For every one human gene we have, there are 100 associated genes within our microbiome. More than 100 trillion microorganisms live in our gut, mouth, skin and other mucosal surfaces of our bodies. This vastly outweighs our own cell (10 trillion), and this 10:1 ratio plays a key role in almost every facet of our lives. These microbes have numerous beneficial functions relevant to supporting life such as digesting food, preventing disease-causing pathogens from invading the body, and synthesizing essential nutrients and vitamins. With the advancement of genomic technologies, our capabilities of understanding their impact on health, disease and systems biology is within sight.
Published research makes clear that the human microbiome is a fundamental component of human physiology, with an estimated one-third of circulating metabolites being a product of the gut microbiota. Furthermore, one-third of our microbiota is unique to its host suggesting the microbiome can be used as a forensic tool.

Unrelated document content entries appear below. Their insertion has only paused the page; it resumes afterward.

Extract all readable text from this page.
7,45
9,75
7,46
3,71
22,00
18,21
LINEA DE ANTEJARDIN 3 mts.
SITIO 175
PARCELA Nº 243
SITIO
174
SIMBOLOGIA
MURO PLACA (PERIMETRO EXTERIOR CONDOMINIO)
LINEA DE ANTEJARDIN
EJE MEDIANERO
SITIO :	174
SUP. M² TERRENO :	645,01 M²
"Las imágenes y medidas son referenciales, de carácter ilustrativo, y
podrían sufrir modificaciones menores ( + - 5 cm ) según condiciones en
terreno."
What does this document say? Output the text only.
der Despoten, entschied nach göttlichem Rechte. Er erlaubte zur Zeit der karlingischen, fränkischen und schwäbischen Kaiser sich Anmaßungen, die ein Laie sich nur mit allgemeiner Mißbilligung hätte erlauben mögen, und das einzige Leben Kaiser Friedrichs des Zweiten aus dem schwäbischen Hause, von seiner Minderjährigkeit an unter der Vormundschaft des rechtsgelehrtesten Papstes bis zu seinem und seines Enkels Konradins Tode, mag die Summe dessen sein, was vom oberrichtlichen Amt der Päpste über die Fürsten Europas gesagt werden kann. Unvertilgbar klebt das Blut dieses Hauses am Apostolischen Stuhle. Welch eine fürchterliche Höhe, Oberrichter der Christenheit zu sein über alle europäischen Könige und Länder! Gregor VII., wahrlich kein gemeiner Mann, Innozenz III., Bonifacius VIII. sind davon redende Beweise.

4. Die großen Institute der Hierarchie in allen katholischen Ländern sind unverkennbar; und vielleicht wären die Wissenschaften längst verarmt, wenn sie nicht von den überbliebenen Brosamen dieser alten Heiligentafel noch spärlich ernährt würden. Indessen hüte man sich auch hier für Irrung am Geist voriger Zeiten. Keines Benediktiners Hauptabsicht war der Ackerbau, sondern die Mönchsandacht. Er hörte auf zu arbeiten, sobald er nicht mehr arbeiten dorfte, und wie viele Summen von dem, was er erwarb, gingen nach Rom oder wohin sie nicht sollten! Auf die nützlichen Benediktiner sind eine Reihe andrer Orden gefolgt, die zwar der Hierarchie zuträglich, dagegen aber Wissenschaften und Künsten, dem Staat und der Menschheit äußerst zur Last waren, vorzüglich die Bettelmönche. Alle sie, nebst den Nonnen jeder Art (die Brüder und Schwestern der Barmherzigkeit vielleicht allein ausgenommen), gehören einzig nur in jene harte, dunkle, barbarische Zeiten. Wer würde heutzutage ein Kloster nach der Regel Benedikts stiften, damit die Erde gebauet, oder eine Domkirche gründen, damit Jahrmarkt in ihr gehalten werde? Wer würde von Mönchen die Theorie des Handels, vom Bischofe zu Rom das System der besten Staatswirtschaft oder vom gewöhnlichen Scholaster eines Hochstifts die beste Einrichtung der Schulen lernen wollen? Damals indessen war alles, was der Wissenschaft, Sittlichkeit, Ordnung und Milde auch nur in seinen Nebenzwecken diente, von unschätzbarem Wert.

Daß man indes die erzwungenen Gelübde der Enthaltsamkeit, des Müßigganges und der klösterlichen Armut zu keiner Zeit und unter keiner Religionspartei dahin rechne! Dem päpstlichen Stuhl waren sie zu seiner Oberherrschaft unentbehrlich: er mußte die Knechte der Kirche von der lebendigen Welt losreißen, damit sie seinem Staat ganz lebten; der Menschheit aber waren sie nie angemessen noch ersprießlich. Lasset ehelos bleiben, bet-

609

This has been implicated from our development during birth to identifying unique signatures from skin cells that are left shed in our homes to identifying patterns postmortem. The recent advances in omics-based reasearch and technology the questions have become more complex. My research uses multidisciplinary methods drawn from ecology, systems biology, and bioinformatics to answer fundamental questions about human microbial interaction with physiological and neurological development.
How does the microbiome influence performance and recovery?
There are numerous studies observing strong correlations between the host physiological/neurological states and the microbial community structure of the gut. This bi-modal communication has been coined the “gut-brain axis”, which has been implicated in autism, depression, obesity and hormonal imbalance among other disorders. Numerous researchers are actively examining the gut-brain axis, but developing models to observe systemic interactions has proven to be difficult due to variation in lifestyles. Rather than simplifying variation using mouse models, I am interested in using athletes as an “elevated model”. Considering athletes have consistent (and strenuous) exercise regimes, monitored diets that are optimized for their sports and NCAA-regulated restrictions on drug and supplement usage, athletes eliminate a considerable amount of the variability seen among the general population and could prove to be a translational model for systems biology.
What are the forensic capabilities of the host microbiome?
Human microflora displays a diverse yet distinctive of microbial consortia that can be readily identified based on body site and/or physiological characteristic i.e. healthy vs disease state, diet, exercise regimen, etc. The variation between individuals are consistently distinct over time even when comparing similar body sites suggesting our microbiome is as unique as our DNA or our phenotypic characteristic such as a fingerprint. I’m interested in understanding how unique microbial signatures can identify lifestyle traits and how well they can be traced back to their source.